Yaylar bir şey söylemeyi ya da en azından hareket halinde olmayı, güven duyamadıkları bir sistem içinde eli kolu bağlı hissetmekten daha ”rahatlatıcı” bulurlar. Bazen ”serseri bir mayın” misali yaptıklarıyla etraflarında huzursuzluğa yol açtıklarını da fark etmez ya da kendi güvenliklerini bile zora sokacak kadar ”ileri gittiklerini” görmek istemezler. Bu aralar ”güvenilir bir imaj” çizmediklerini ve kendilerine duymadıkları ve etraflarına sunmadıkları bir güveni insanlardan beklediklerini fark etmek durumunda kalabilirler.

Akrepler esip yağarken birden bire ”üflediler söndüm” moduna geçiverirler :)) Bu aralar da bi dellenip geri çekilmeleri mümkündür… Zira Akrep’in asıl derdi ”durumu korumak”tır. Gerekli etkiyi yaptıklarına ikna olunca zararsız hatta etkisiz moda geçer ve verdikleri ayarın sonuçlarını seyrederler. ”Hadi ama” diyene de ”Noolmuştu ki?” der gibi davranabilirler :))) Ne var ki bu aralar ”Ya sev Ya terk et” konumunda kendileri kalabilir, geri çekilecek yer bulamayabilir ve asıl ayarı kendilerine vermeleri gerektiğini fark edebilirler.

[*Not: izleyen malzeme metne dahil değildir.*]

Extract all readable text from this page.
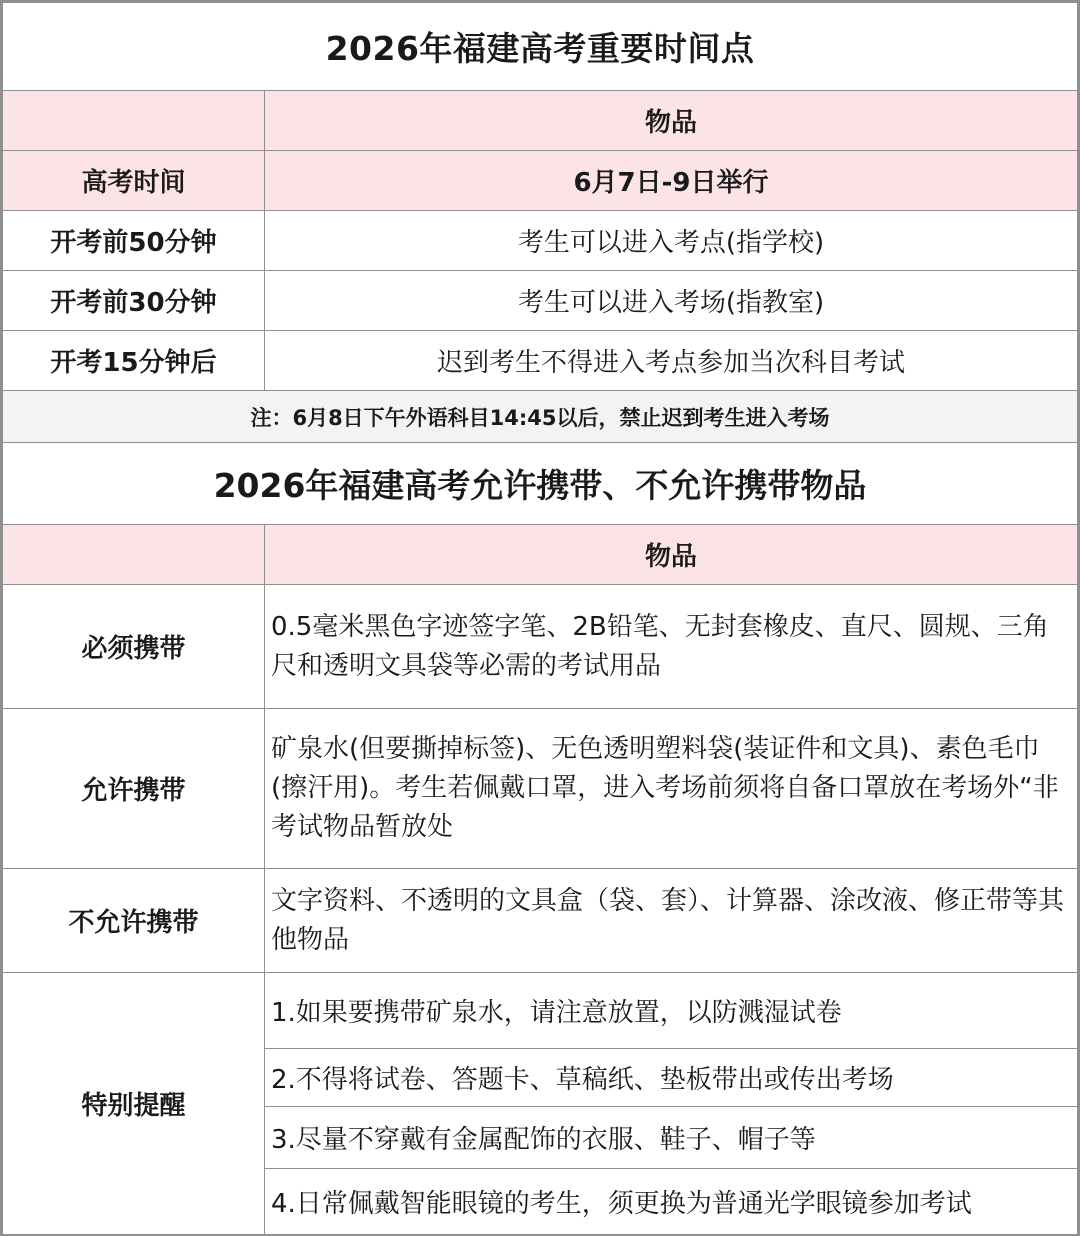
2026年福建高考重要时间点	
	物品
高考时间	6月7日-9日举行
开考前50分钟	考生可以进入考点(指学校)
开考前30分钟	考生可以进入考场(指教室)
开考15分钟后	迟到考生不得进入考点参加当次科目考试
注：6月8日下午外语科目14:45以后，禁止迟到考生进入考场	
2026年福建高考允许携带、不允许携带物品	
	物品
必须携带	0.5毫米黑色字迹签字笔、2B铅笔、无封套橡皮、直尺、圆规、三角尺和透明文具袋等必需的考试用品
允许携带	矿泉水(但要撕掉标签)、无色透明塑料袋(装证件和文具)、素色毛巾(擦汗用)。考生若佩戴口罩，进入考场前须将自备口罩放在考场外“非考试物品暂放处
不允许携带	文字资料、不透明的文具盒（袋、套）、计算器、涂改液、修正带等其他物品
特别提醒	1.如果要携带矿泉水，请注意放置，以防溅湿试卷
	2.不得将试卷、答题卡、草稿纸、垫板带出或传出考场
	3.尽量不穿戴有金属配饰的衣服、鞋子、帽子等
	4.日常佩戴智能眼镜的考生，须更换为普通光学眼镜参加考试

Teraziler‘in dengesiz düzensiz belirsiz hallerden içleri daralıverir! Güvenilir ve sistematik olmayan şeylere hayatlarında yer vermek istemez, böyle durumlar ve insanlar hakkında ”kibar kibar” demediklerini bırakmazlar… Sonra her şey yoluna girer, bir düzen oluşur. Sıra Terazi’nin elini taşın altına koymasına gelir ve Terazi SAPITIR! Teraziler bu ara bütün istedikleri olduğunda da neden yan çizmeye devam ettiklerini kendilerine sormak ve gerçek arzuları ile yüzleşmek durumunda kalabilirler…

Başaklar hep ”dengeli” alışverişler istediklerini söylerler… Zira onlar hep verir… ve fakat isteklerini anlayıp hallerine saygı gösteren birilerini bir türlü bulamazlar… Ama bu aralar, hayatlarına ucundan burnunu sokmaya, yaptıkları işe birazcıkın karışmaya hatta yardım etmeye kalkışanlara MİKROP muamelesi yaptıklarını, hizmet verdikleri insanlara bile ”nasıl yapayım” diye sormadıklarını, ”eşitler ilişkisi” kavramının anlamını bilmediklerini fark etmek durumunda kalabilirler.

Aslanlar ellerinin altında sınırsız kaynaklar olmasından pek hoşlanır, bir gülüşlerinin her şeyi almalarına ve bir özürlerinin her şeyi affettirmelerine yeterli olmasını isterler… Zira onlar VAZGEÇİLMEZDİRLER! Ama bu aralar etraflarındaki insanlar onlara ”HADİ YA! Ciddimisin?” diyebilir, pekala onlarsız da yaşandığını gösterebilir veya en az onlar kadar talepkar ya da rahat olmaya kalkabilirler… Kredilerini tüketmek istemiyorlarsa, kendilerini bütünleyen insanları ve işbirliklerini özenli kullanmaları gerektiğini fark etmek durumunda kalabilirler.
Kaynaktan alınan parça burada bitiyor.